Rio Bairros

Câmara sanciona nova lei de regularização de loteamentos, mas prefeitura quer aprovar outras regras

Desde 2015, quando regras foram flexibilizadas, apenas dois processos de loteamentos em Jacarepaguá foram aceitos

Moradores do Residence Rodrigues Caldas dizem que já cumpriram todas as exigências da prefeitura
Foto: ROBERTO MOREYRA / Agência O Globo
Moradores do Residence Rodrigues Caldas dizem que já cumpriram todas as exigências da prefeitura Foto: ROBERTO MOREYRA / Agência O Globo

- Em 2015, quando foram promulgadas as leis municipais 160 e 161, flexibilizando as exigências para regularização de loteamentos e condomínios constituídos até 2013 na região das Vargens e de Jacarepaguá, milhares de moradores desta área da cidade tiveram esperança de finalmente legalizar seus imóveis. Desde então, porém, oficialmente apenas dois loteamentos, ambos de Jacarepaguá, conseguiram vencer a burocracia e estão prestes a obter a regularização. Em dezembro de 2016, a Câmara dos Vereadores propôs uma nova lei, de número 174, estendendo o prazo para a conclusão dos processos em 380 dias e também o alcance da medida, que passaria a valer para outras áreas da cidade, aprovada em março passado. O prefeito Marcello Crivela vetou-a, alegando que compete ao Poder Executivo dispor sobre o assunto, mas um novo capítulo desta saga teve início no último dia 9, quando a Câmara Municipal derrubou o veto de Crivella.

Com a ação final da Câmara, a lei, de autoria de Chiquinho Brazão (MDB), acabou sancionada, sob o número 188, mesmo diante da acusação da oposição de que beneficiava os grileiros. Agora, a prefeitura tenta aprovar os novos projetos de lei de uso, ocupação e parcelamento do solo.

Pela legislação vigente no momento, toda a cidade, com exceção da Zona Sul e do Centro, está contemplada pelas novas regras, que flexibilizam ainda mais as condições para a regularização de loteamentos, principalmente no que se refere à exigência de que sejam feitas obras de urbanização no seu entorno, como investimentos em iluminação pública, fornecimento de água e esgoto e asfaltamento. Segundo estimativas do gabinete de Brazão, de 40 mil a 50 mil imóveis na cidade poderão ser beneficiados.
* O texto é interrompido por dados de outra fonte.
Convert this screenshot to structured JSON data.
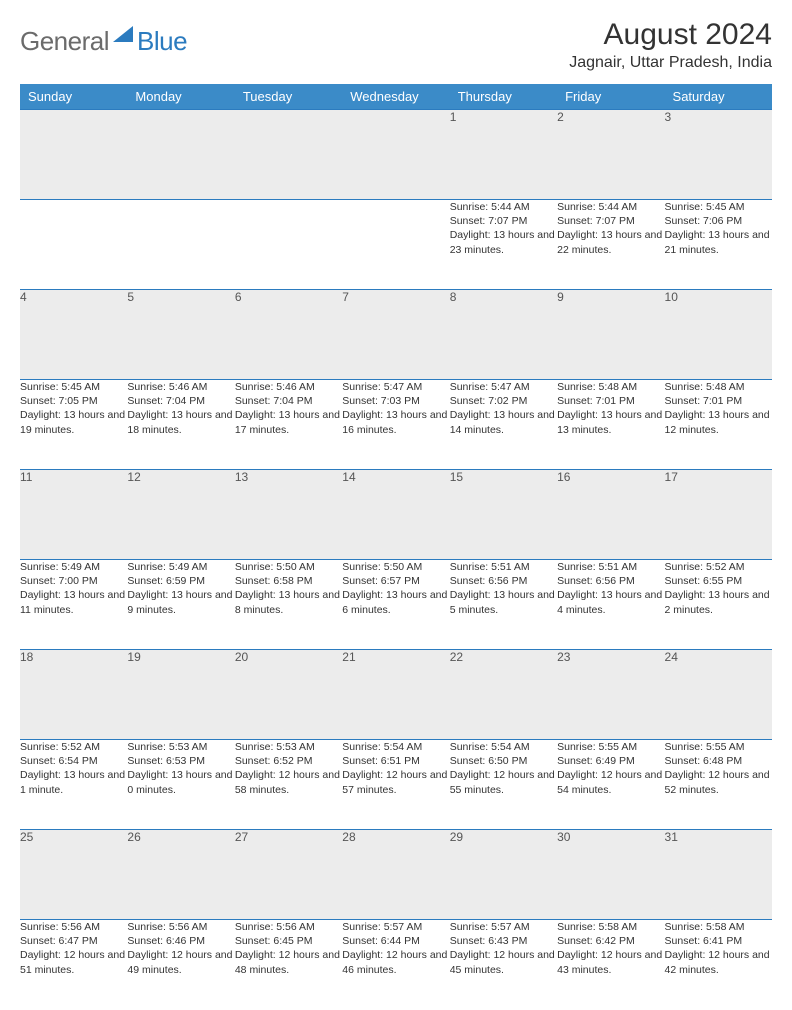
{
  "logo": {
    "general": "General",
    "blue": "Blue"
  },
  "title": "August 2024",
  "location": "Jagnair, Uttar Pradesh, India",
  "colors": {
    "header_bg": "#3b8bc8",
    "header_text": "#ffffff",
    "border": "#2b7bbf",
    "daynum_bg": "#ececec",
    "logo_gray": "#6b6b6b",
    "logo_blue": "#2b7bbf"
  },
  "day_headers": [
    "Sunday",
    "Monday",
    "Tuesday",
    "Wednesday",
    "Thursday",
    "Friday",
    "Saturday"
  ],
  "weeks": [
    [
      null,
      null,
      null,
      null,
      {
        "n": "1",
        "sr": "5:44 AM",
        "ss": "7:07 PM",
        "dl": "13 hours and 23 minutes."
      },
      {
        "n": "2",
        "sr": "5:44 AM",
        "ss": "7:07 PM",
        "dl": "13 hours and 22 minutes."
      },
      {
        "n": "3",
        "sr": "5:45 AM",
        "ss": "7:06 PM",
        "dl": "13 hours and 21 minutes."
      }
    ],
    [
      {
        "n": "4",
        "sr": "5:45 AM",
        "ss": "7:05 PM",
        "dl": "13 hours and 19 minutes."
      },
      {
        "n": "5",
        "sr": "5:46 AM",
        "ss": "7:04 PM",
        "dl": "13 hours and 18 minutes."
      },
      {
        "n": "6",
        "sr": "5:46 AM",
        "ss": "7:04 PM",
        "dl": "13 hours and 17 minutes."
      },
      {
        "n": "7",
        "sr": "5:47 AM",
        "ss": "7:03 PM",
        "dl": "13 hours and 16 minutes."
      },
      {
        "n": "8",
        "sr": "5:47 AM",
        "ss": "7:02 PM",
        "dl": "13 hours and 14 minutes."
      },
      {
        "n": "9",
        "sr": "5:48 AM",
        "ss": "7:01 PM",
        "dl": "13 hours and 13 minutes."
      },
      {
        "n": "10",
        "sr": "5:48 AM",
        "ss": "7:01 PM",
        "dl": "13 hours and 12 minutes."
      }
    ],
    [
      {
        "n": "11",
        "sr": "5:49 AM",
        "ss": "7:00 PM",
        "dl": "13 hours and 11 minutes."
      },
      {
        "n": "12",
        "sr": "5:49 AM",
        "ss": "6:59 PM",
        "dl": "13 hours and 9 minutes."
      },
      {
        "n": "13",
        "sr": "5:50 AM",
        "ss": "6:58 PM",
        "dl": "13 hours and 8 minutes."
      },
      {
        "n": "14",
        "sr": "5:50 AM",
        "ss": "6:57 PM",
        "dl": "13 hours and 6 minutes."
      },
      {
        "n": "15",
        "sr": "5:51 AM",
        "ss": "6:56 PM",
        "dl": "13 hours and 5 minutes."
      },
      {
        "n": "16",
        "sr": "5:51 AM",
        "ss": "6:56 PM",
        "dl": "13 hours and 4 minutes."
      },
      {
        "n": "17",
        "sr": "5:52 AM",
        "ss": "6:55 PM",
        "dl": "13 hours and 2 minutes."
      }
    ],
    [
      {
        "n": "18",
        "sr": "5:52 AM",
        "ss": "6:54 PM",
        "dl": "13 hours and 1 minute."
      },
      {
        "n": "19",
        "sr": "5:53 AM",
        "ss": "6:53 PM",
        "dl": "13 hours and 0 minutes."
      },
      {
        "n": "20",
        "sr": "5:53 AM",
        "ss": "6:52 PM",
        "dl": "12 hours and 58 minutes."
      },
      {
        "n": "21",
        "sr": "5:54 AM",
        "ss": "6:51 PM",
        "dl": "12 hours and 57 minutes."
      },
      {
        "n": "22",
        "sr": "5:54 AM",
        "ss": "6:50 PM",
        "dl": "12 hours and 55 minutes."
      },
      {
        "n": "23",
        "sr": "5:55 AM",
        "ss": "6:49 PM",
        "dl": "12 hours and 54 minutes."
      },
      {
        "n": "24",
        "sr": "5:55 AM",
        "ss": "6:48 PM",
        "dl": "12 hours and 52 minutes."
      }
    ],
    [
      {
        "n": "25",
        "sr": "5:56 AM",
        "ss": "6:47 PM",
        "dl": "12 hours and 51 minutes."
      },
      {
        "n": "26",
        "sr": "5:56 AM",
        "ss": "6:46 PM",
        "dl": "12 hours and 49 minutes."
      },
      {
        "n": "27",
        "sr": "5:56 AM",
        "ss": "6:45 PM",
        "dl": "12 hours and 48 minutes."
      },
      {
        "n": "28",
        "sr": "5:57 AM",
        "ss": "6:44 PM",
        "dl": "12 hours and 46 minutes."
      },
      {
        "n": "29",
        "sr": "5:57 AM",
        "ss": "6:43 PM",
        "dl": "12 hours and 45 minutes."
      },
      {
        "n": "30",
        "sr": "5:58 AM",
        "ss": "6:42 PM",
        "dl": "12 hours and 43 minutes."
      },
      {
        "n": "31",
        "sr": "5:58 AM",
        "ss": "6:41 PM",
        "dl": "12 hours and 42 minutes."
      }
    ]
  ],
  "labels": {
    "sunrise": "Sunrise: ",
    "sunset": "Sunset: ",
    "daylight": "Daylight: "
  }
}
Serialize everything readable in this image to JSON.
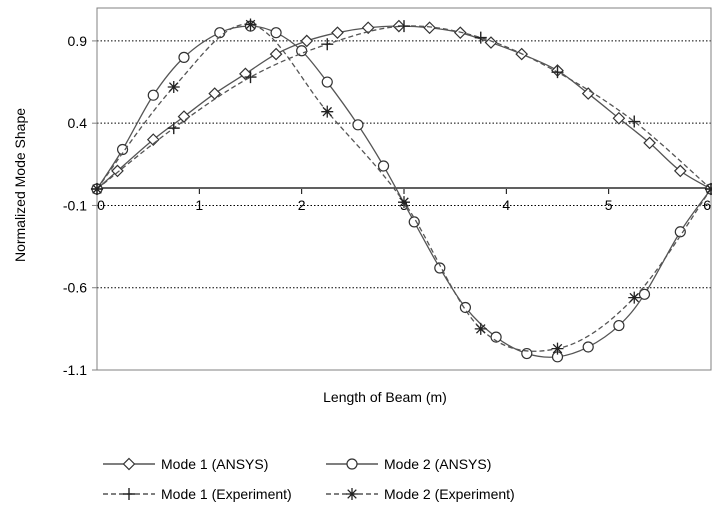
{
  "chart_data": {
    "type": "line",
    "title": "",
    "xlabel": "Length of Beam (m)",
    "ylabel": "Normalized Mode Shape",
    "xlim": [
      0,
      6
    ],
    "ylim": [
      -1.1,
      1.1
    ],
    "x_ticks": [
      "0",
      "1",
      "2",
      "3",
      "4",
      "5",
      "6"
    ],
    "y_ticks": [
      "0.9",
      "0.4",
      "-0.1",
      "-0.6",
      "-1.1"
    ],
    "grid": "horizontal dotted",
    "legend_position": "bottom",
    "series": [
      {
        "name": "Mode 1 (ANSYS)",
        "marker": "diamond",
        "line": "solid",
        "color": "#555555",
        "x": [
          0,
          0.2,
          0.55,
          0.85,
          1.15,
          1.45,
          1.75,
          2.05,
          2.35,
          2.65,
          2.95,
          3.25,
          3.55,
          3.85,
          4.15,
          4.5,
          4.8,
          5.1,
          5.4,
          5.7,
          6.0
        ],
        "y": [
          0,
          0.11,
          0.3,
          0.44,
          0.58,
          0.7,
          0.82,
          0.9,
          0.95,
          0.98,
          0.99,
          0.98,
          0.95,
          0.89,
          0.82,
          0.72,
          0.58,
          0.43,
          0.28,
          0.11,
          0
        ]
      },
      {
        "name": "Mode 2 (ANSYS)",
        "marker": "circle",
        "line": "solid",
        "color": "#555555",
        "x": [
          0,
          0.25,
          0.55,
          0.85,
          1.2,
          1.5,
          1.75,
          2.0,
          2.25,
          2.55,
          2.8,
          3.1,
          3.35,
          3.6,
          3.9,
          4.2,
          4.5,
          4.8,
          5.1,
          5.35,
          5.7,
          6.0
        ],
        "y": [
          0,
          0.24,
          0.57,
          0.8,
          0.95,
          0.99,
          0.95,
          0.84,
          0.65,
          0.39,
          0.14,
          -0.2,
          -0.48,
          -0.72,
          -0.9,
          -1.0,
          -1.02,
          -0.96,
          -0.83,
          -0.64,
          -0.26,
          0
        ]
      },
      {
        "name": "Mode 1 (Experiment)",
        "marker": "plus",
        "line": "dashed",
        "color": "#555555",
        "x": [
          0,
          0.75,
          1.5,
          2.25,
          3.0,
          3.75,
          4.5,
          5.25,
          6.0
        ],
        "y": [
          0,
          0.37,
          0.68,
          0.88,
          0.99,
          0.92,
          0.71,
          0.41,
          0
        ]
      },
      {
        "name": "Mode 2 (Experiment)",
        "marker": "asterisk",
        "line": "dashed",
        "color": "#555555",
        "x": [
          0,
          0.75,
          1.5,
          2.25,
          3.0,
          3.75,
          4.5,
          5.25,
          6.0
        ],
        "y": [
          0,
          0.62,
          1.0,
          0.47,
          -0.08,
          -0.85,
          -0.97,
          -0.66,
          0
        ]
      }
    ]
  }
}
Pelas leis 160 e 161, a prefeitura diz ter recebido 111 protocolos de Vargens e 75 de Jacarepaguá.

Em audiência pública convocada para debater a lei 188 na Câmara, antes que os vereadores derrubassem o veto de Crivella, a subsecretária de Urbanismo, Valeria Hazan, representando a prefeitura, afirmou que o texto não leva em consideração os impactos ambientais da medida e não está alinhado com várias propostas incluídas nos projetos de lei complementar 57/2018 (Lei de Uso e Ocupação do Solo) e 56/2018 (Lei do Parcelamento do Solo), de autoria do Executivo, que estão em tramitação.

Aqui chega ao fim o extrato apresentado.